National Review Online
Wednesday,
January 20, 2016
What we
learned from Hurricane Katrina: No matter what happens, it’s never the
governor’s fault. What we’ve learned from the contaminated drinking water in
Flint, Mich.: It’s always the governor’s fault.
A bit of
background first.
Flint
has relatively high levels of lead in its drinking water, a cause for
legitimate concern. This is a result not so much of the source of its drinking
water, the Flint River, as of the city’s failure to treat the water, which,
without the proper additives, leaches lead and other contaminants from pipes.
Prior to
and separate from the current water crisis, Flint was in a state of financial
ruination. In one of the most liberal cities in the United States, Flint’s
Democrat-dominated government did what Democrat-monopoly governments do in
practically every city they control: It spent money as quickly as it could
while at the same time carpet-bombing the tax base with inept municipal
services, onerous regulations, high taxes, and the like. As a result of this, a
bankrupt Flint entered into a state of receivership, meaning that an emergency
manager — or emergency financial manager, depending upon Michigan’s fluctuating
fiscal-emergency law — was appointed by state authorities and given power to
supersede local elected officials in some matters, especially financial ones.
The contamination happened while Flint was under the authority of an emergency
manager who, though a Democrat, had been appointed to the post by Michigan’s
Republican governor, Rick Snyder. He was, in fact, the most recent in a long
line of emergency managers, Flint having failed for years to emerge from its
state of fiscal emergency.
Because
the Democratic emergency manager was appointed by a Republican governor, the
people from whom one expects cheap theatrics of this sort have declared the
situation in Flint to be a Republican scandal.
Not so
fast.
Before
the appointment of the (Democratic) emergency manager, Flint’s elected mayor
and city council (Democrats) had decided to sever the city’s relationship with
its drinking-water supplier, which was at the time the Detroit water authority.

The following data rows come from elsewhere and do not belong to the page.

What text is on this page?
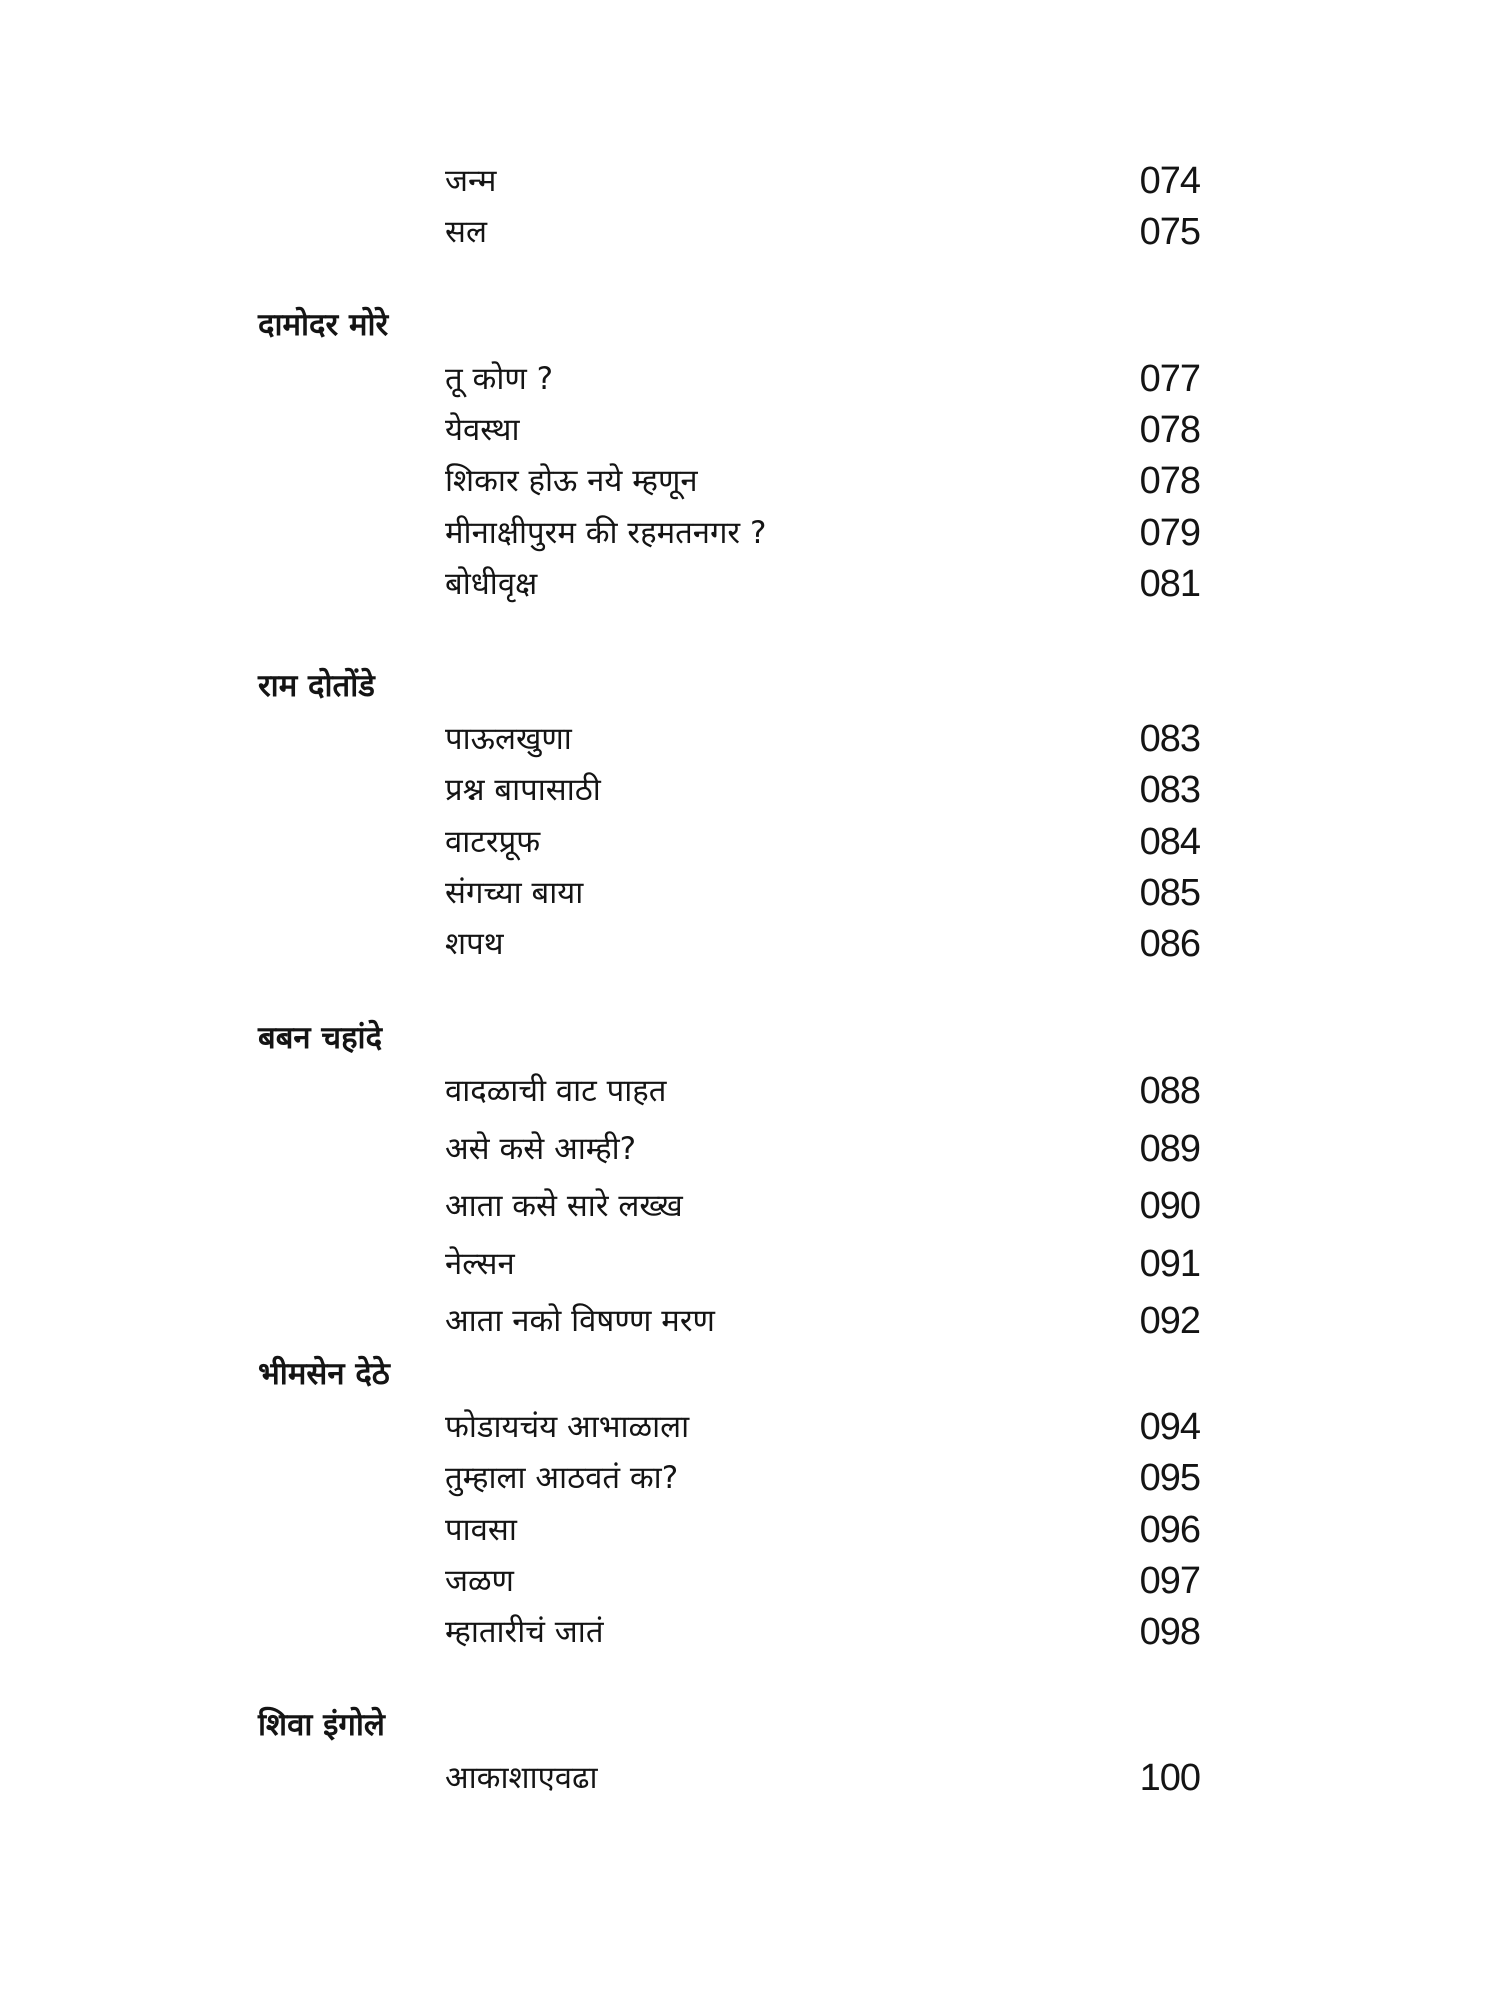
जन्म	074
सल	075
दामोदर मोरे
तू कोण ?	077
येवस्था	078
शिकार होऊ नये म्हणून	078
मीनाक्षीपुरम की रहमतनगर ?	079
बोधीवृक्ष	081
राम दोतोंडे
पाऊलखुणा	083
प्रश्न बापासाठी	083
वाटरप्रूफ	084
संगच्या बाया	085
शपथ	086
बबन चहांदे
वादळाची वाट पाहत	088
असे कसे आम्ही?	089
आता कसे सारे लख्ख	090
नेल्सन	091
आता नको विषण्ण मरण	092
भीमसेन देठे
फोडायचंय आभाळाला	094
तुम्हाला आठवतं का?	095
पावसा	096
जळण	097
म्हातारीचं जातं	098
शिवा इंगोले
आकाशाएवढा	100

Flint intended to join a regional water authority that would pipe water in from
Lake Huron, a project that was scheduled to take three years to come online. In
a fit of pique, Detroit (a city under unitary Democratic control) immediately
moved to terminate Flint’s water supply, leaving the city high and literally
dry.
At this
point, somebody — no one will quite admit to being the responsible party —
decided to rely temporarily on the Flint River. The Democrats in the city
government deny responsibility for this; so does Darnell Earley, the Democrat
who served as emergency manager. Earley says that the decisions to terminate
the Detroit deal and rely temporarily on the Flint River “were both a part of a
long-term plan that was approved by Flint’s mayor, and confirmed by a City
Council vote of 7–1 in March of 2013 — a full seven months before I began my
term as emergency manager.”
Meanwhile,
Michigan’s Department of Environmental Quality — no hotbed of covert Republican
activity — seems at the very least to have suppressed worrisome findings about Flint’s
water supply, and may have done worse than that. The federal Environmental
Protection Agency — whose Democratic chief was appointed by our Democratic
president — knew for months that there were concerns about Flint’s water, and
did nothing.
In sum:
The Democratic government of a Democratic city destroys that city’s finances so
thoroughly that it must go into state receivership; a Democratic emergency
manager signs off on a consensus plan to use a temporary water source; the
municipal authorities in that Democratic city responsible for treating and
monitoring drinking water fail to do their job; a state agency whose employees
work under the tender attention of SEIU Local 517 fails to do its job
overseeing the local authorities; Barack Obama’s EPA, having been informed
about the issue, keeps mum.
Republican
scandal.
Governor
Snyder, of course, does bear some responsibility here and, to his credit, has
acknowledged as much. No, no reasonable person expects the governor to show up
in Flint with a white glove and personally eyeball what the local
water-treatment plant is up to, but the people he appointed did an insufficient
job. It is ironic, given the tenor of the denunciations, that Governor Snyder
is as guilty of excessive bipartisanship as of any other offense: In his desire
to keep Flint under the watch of an emergency manager with whom the locals were
comfortable — a Democrat — he may have overlooked better candidates with more
thoroughgoing approaches to reform. If you’ve followed Flint’s history of
nearly criminal misgovernance, you know that what was needed was more iron fist
and less velvet glove.
So while
those who fault Governor Snyder are not entirely wrong, what is deeply
dishonest is the story put forward by such people as the filmmaker Michael
Moore, who enjoys pretending to be from gritty, blue-collar Flint (he actually
hails from an affluent suburb nearby), that this is, somehow, the result of the
Republican approach to government or conservative governing ideas. That is
absurd. Flint is a mess made by Democrats, made worse by the Democrats in
Detroit, and ignored by the Democrats in the White House. The worst that can be
said of the Republican on the scene is that he failed to save the local
Democrats from the worst effects of their own excesses.
But that
is the Democrats’ approach to calculating the chain of responsibility: Go up
the ladder or down, as needed, until a Republican is located, or a private
firm, in which case capitalism can be
blamed. The Democratic monopolies in Flint, Detroit, Philadelphia, Cleveland,
Newark? Somehow, somewhere, there’s a Republican responsible for that, even if
he has to be brought in on an overnight flight from Oklahoma.
Flint is
nothing more than a miniature Detroit. And Detroit is what Democrats do.